Community-S.C.A.L.E. Production 

We launched the Freedom Dreams Carriage House three years ago as a Design//Build//Restore Makerspace. Over time, it has evolved into a regenerative hub within our Detroit network, deepening connections to the land through woodcraft, hands-on education, and collaborative design and building. This space has been instrumental in creating foundational structures and furniture that support our community work—from garden beds for growing and sharing food, to the Shelf of Life, Birwood Bins for neighborhood waste collection, and larger gathering spaces like the Meeting House and Mariposa Pavilion, which foster community reflection and connection. Notably, our CanDo garden resource station, in partnership with Freedom Freedom Growers, addresses the urgent effects of climate change in the Jefferson/Chalmers Community.

Each project allows us to practice Community-S.C.A.L.E Production, a methodology that integrates local needs, materials, skills, and capacity. This approach has positioned our Design//Build pedagogy as a community-driven model for neighborhood development. As neighbors actively participate in creating small infrastructures—such as garden beds, seating, and pavilions—our collective skill set expands. This process inspires us to reclaim the means of production within our own community, strengthening both our capabilities and our agency in shaping our environment.

Embedded in our process is the practice of a Circular Economy. We challenge the traditional take-make-dispose model of the Linear Economy by upcycling materials often seen as waste, giving them new life as educational tools and neighborhood infrastructure.
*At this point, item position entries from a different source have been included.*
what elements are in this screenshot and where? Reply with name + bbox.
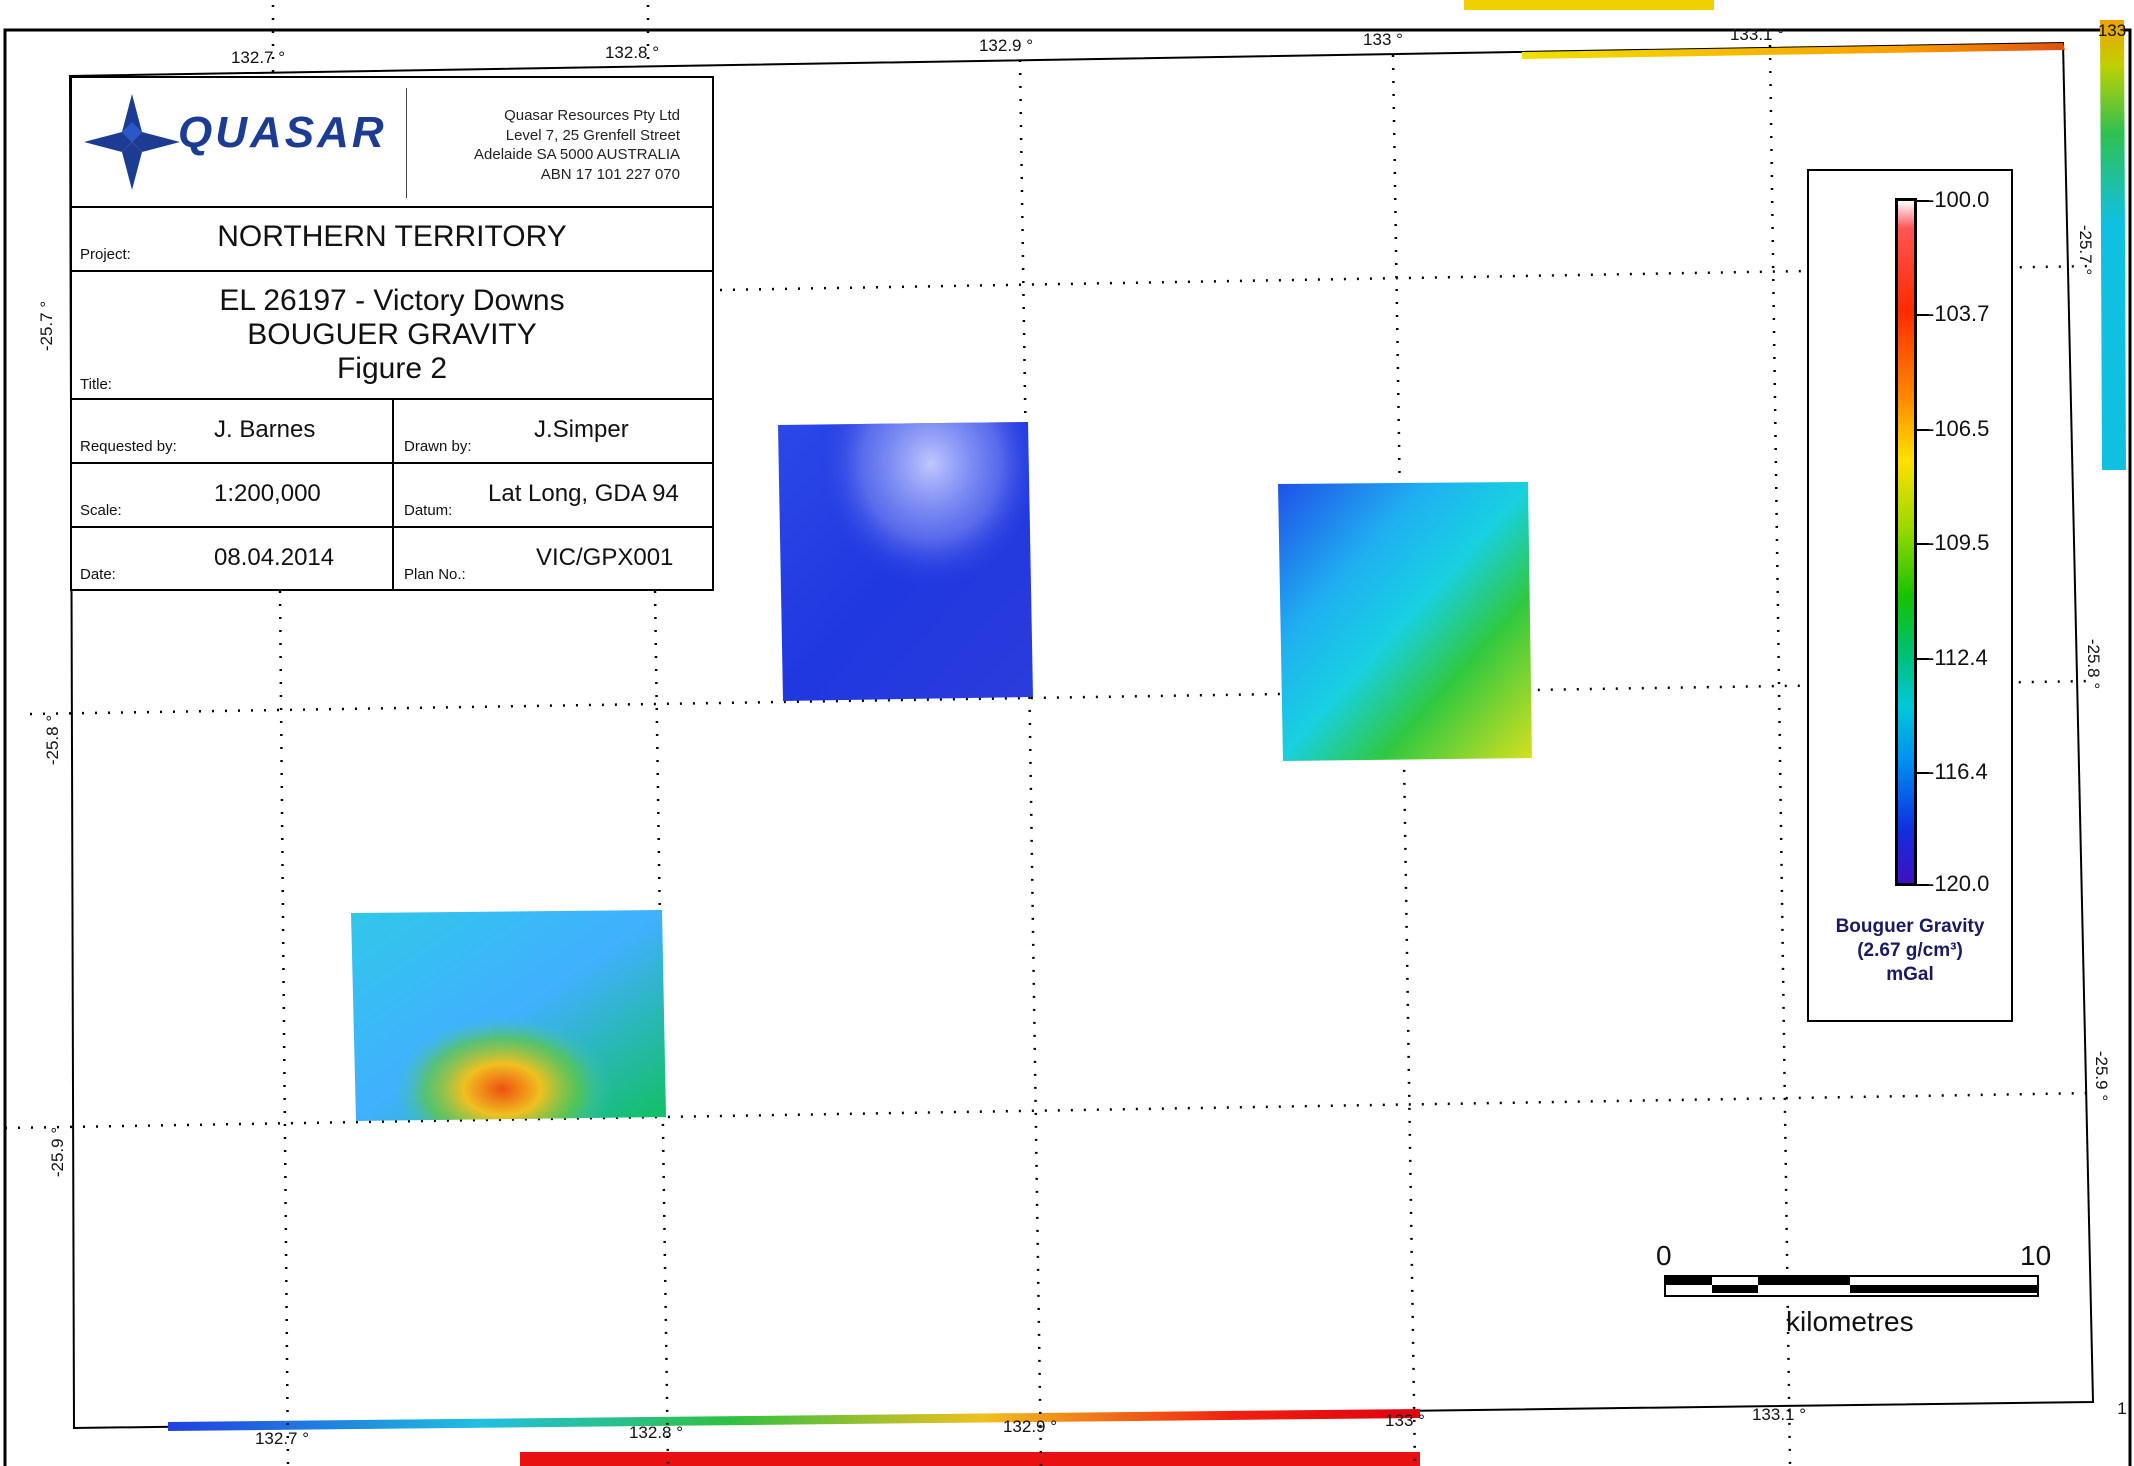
outer-frame xyxy=(3,28,2132,1466)
legend-tick xyxy=(1917,772,1929,774)
project-row: Project: NORTHERN TERRITORY xyxy=(72,206,712,270)
legend-tick xyxy=(1917,884,1929,886)
lon-label-bottom-4: 133 ° xyxy=(1385,1411,1425,1430)
legend-tick xyxy=(1917,543,1929,545)
scale-label: Scale: xyxy=(80,502,122,519)
datum-value: Lat Long, GDA 94 xyxy=(488,480,679,507)
date-value: 08.04.2014 xyxy=(214,544,335,571)
logo-area: QUASAR Quasar Resources Pty Ltd Level 7,… xyxy=(72,78,712,206)
lon-label-bottom-2: 132.8 ° xyxy=(629,1423,683,1442)
date-label: Date: xyxy=(80,566,116,583)
company-address: Quasar Resources Pty Ltd Level 7, 25 Gre… xyxy=(474,106,680,184)
lat-label-right-3: -25.9 ° xyxy=(2092,1051,2111,1101)
gravity-patch-south xyxy=(351,910,666,1121)
company-name: Quasar Resources Pty Ltd xyxy=(504,107,680,124)
scale-bar-segment xyxy=(1850,1285,2037,1293)
lon-label-bottom-1: 132.7 ° xyxy=(255,1429,309,1448)
top-neatline-strip xyxy=(1522,43,2065,59)
legend: -100.0 -103.7 -106.5 -109.5 -112.4 -116.… xyxy=(1807,169,2013,1022)
corner-label-top-right: 133 xyxy=(2098,21,2126,40)
legend-value: -109.5 xyxy=(1927,530,1990,555)
legend-title-line-3: mGal xyxy=(1886,964,1934,985)
scale-bar-end-label: 10 xyxy=(2020,1240,2052,1271)
legend-value: -112.4 xyxy=(1927,645,1988,670)
requested-row: Requested by: J. Barnes Drawn by: J.Simp… xyxy=(72,398,712,462)
lon-label-bottom-5: 133.1 ° xyxy=(1752,1405,1806,1424)
scale-bar-segment xyxy=(1666,1277,1712,1285)
lon-label-top-1: 132.7 ° xyxy=(231,48,285,67)
lat-label-left-2: -25.8 ° xyxy=(43,715,62,765)
scale-bar-segment xyxy=(1758,1277,1850,1285)
gravity-patch-east xyxy=(1278,482,1532,761)
legend-tick xyxy=(1917,314,1929,316)
drawn-by-value: J.Simper xyxy=(534,416,629,443)
lon-label-top-4: 133 ° xyxy=(1363,30,1403,49)
scale-row-divider xyxy=(392,464,394,526)
scale-row: Scale: 1:200,000 Datum: Lat Long, GDA 94 xyxy=(72,462,712,526)
legend-value: -103.7 xyxy=(1927,301,1990,326)
lat-label-left-1: -25.7 ° xyxy=(37,301,56,351)
legend-value: -116.4 xyxy=(1927,759,1988,784)
scale-bar-segment xyxy=(1712,1285,1758,1293)
legend-value: -100.0 xyxy=(1927,187,1990,212)
legend-value: -106.5 xyxy=(1927,416,1990,441)
requested-row-divider xyxy=(392,400,394,462)
plan-no-value: VIC/GPX001 xyxy=(536,544,674,571)
requested-by-label: Requested by: xyxy=(80,438,177,455)
bottom-edge-strip xyxy=(520,1452,1420,1466)
date-row: Date: 08.04.2014 Plan No.: VIC/GPX001 xyxy=(72,526,712,589)
lon-label-top-5: 133.1 ° xyxy=(1730,25,1784,44)
quasar-star-icon xyxy=(84,94,180,190)
lat-label-left-3: -25.9 ° xyxy=(48,1127,67,1177)
title-line-2: BOUGUER GRAVITY xyxy=(247,318,537,351)
drawn-by-label: Drawn by: xyxy=(404,438,472,455)
legend-title-line-1: Bouguer Gravity xyxy=(1835,916,1985,937)
legend-tick xyxy=(1917,658,1929,660)
project-label: Project: xyxy=(80,246,131,263)
lat-label-right-2: -25.8 ° xyxy=(2084,639,2103,689)
lon-label-top-2: 132.8 ° xyxy=(605,43,659,62)
lat-label-right-1: -25.7 ° xyxy=(2076,225,2095,275)
right-edge-strip xyxy=(2100,20,2126,470)
inner-neatline xyxy=(68,41,2095,1430)
datum-label: Datum: xyxy=(404,502,453,519)
legend-color-ramp xyxy=(1895,198,1917,886)
lon-label-top-3: 132.9 ° xyxy=(979,36,1033,55)
title-row: EL 26197 - Victory Downs BOUGUER GRAVITY… xyxy=(72,270,712,398)
company-address-line2: Adelaide SA 5000 AUSTRALIA xyxy=(474,146,680,163)
logo-text: QUASAR xyxy=(178,108,387,157)
top-edge-strip xyxy=(1464,0,1714,10)
lon-label-bottom-3: 132.9 ° xyxy=(1003,1417,1057,1436)
gravity-patch-west xyxy=(778,422,1033,701)
legend-title-line-2: (2.67 g/cm³) xyxy=(1857,940,1963,961)
title-line-1: EL 26197 - Victory Downs xyxy=(219,284,565,317)
legend-tick xyxy=(1917,429,1929,431)
project-value: NORTHERN TERRITORY xyxy=(217,220,567,253)
logo-divider xyxy=(406,88,407,198)
scale-value: 1:200,000 xyxy=(214,480,321,507)
scale-bar-start-label: 0 xyxy=(1656,1240,1672,1271)
graticule-longitude xyxy=(271,5,1792,1466)
legend-tick xyxy=(1917,200,1929,202)
scale-bar-unit-label: kilometres xyxy=(1786,1306,1914,1337)
company-abn: ABN 17 101 227 070 xyxy=(540,165,680,183)
company-address-line1: Level 7, 25 Grenfell Street xyxy=(505,126,680,144)
scale-bar xyxy=(1664,1275,2039,1297)
title-label: Title: xyxy=(80,376,112,393)
legend-value: -120.0 xyxy=(1927,871,1990,896)
title-block: QUASAR Quasar Resources Pty Ltd Level 7,… xyxy=(70,76,714,591)
plan-no-label: Plan No.: xyxy=(404,566,466,583)
corner-label-bottom-right: 1 xyxy=(2117,1399,2126,1418)
title-line-3: Figure 2 xyxy=(336,352,448,385)
requested-by-value: J. Barnes xyxy=(214,416,316,443)
date-row-divider xyxy=(392,528,394,589)
bottom-neatline-strip xyxy=(168,1409,1420,1431)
This practice reflects Detroit’s long history of reclaiming overlooked resources and transforming them into community assets. Across the city, numerous community organizations are stepping into leadership roles around education and land use, embodying a shared vision of sustainability, resilience, and self-determination.

We are often asked about scaling this process—how it might be made bigger, faster, or further-reaching. However, this question reflects a progress trap: it focuses on value rather than values, commodifying a process that is intentionally organic and ecologically constrained. For us, scale is defined as Sustainable Collaborations Across Living Ecologies (S.C.A.L.E)—a biomimetic response to the corporate model of traditional development. Growth, for us, happens through relationships and critical connections that are reciprocal and transformative, not unilateral. At the same time, we remain keenly aware of the urgency and competition posed by the predatory open market. Our response is collective and learned through decades of work that has come before us. As we evolve into world where a climate that is ever changing, increasingly demanding that our resources are resilient and sustainable, vapid population growth on top of growing wealth disparities, education divides and economy not fit for over half of our cities population, we must reconsider how can our neighborhood play a generative role in growing our humanity.  We consider Community-S.C.A.L.E. Production to be one of many responses our community has put forth to help imagine and shape our collective futures.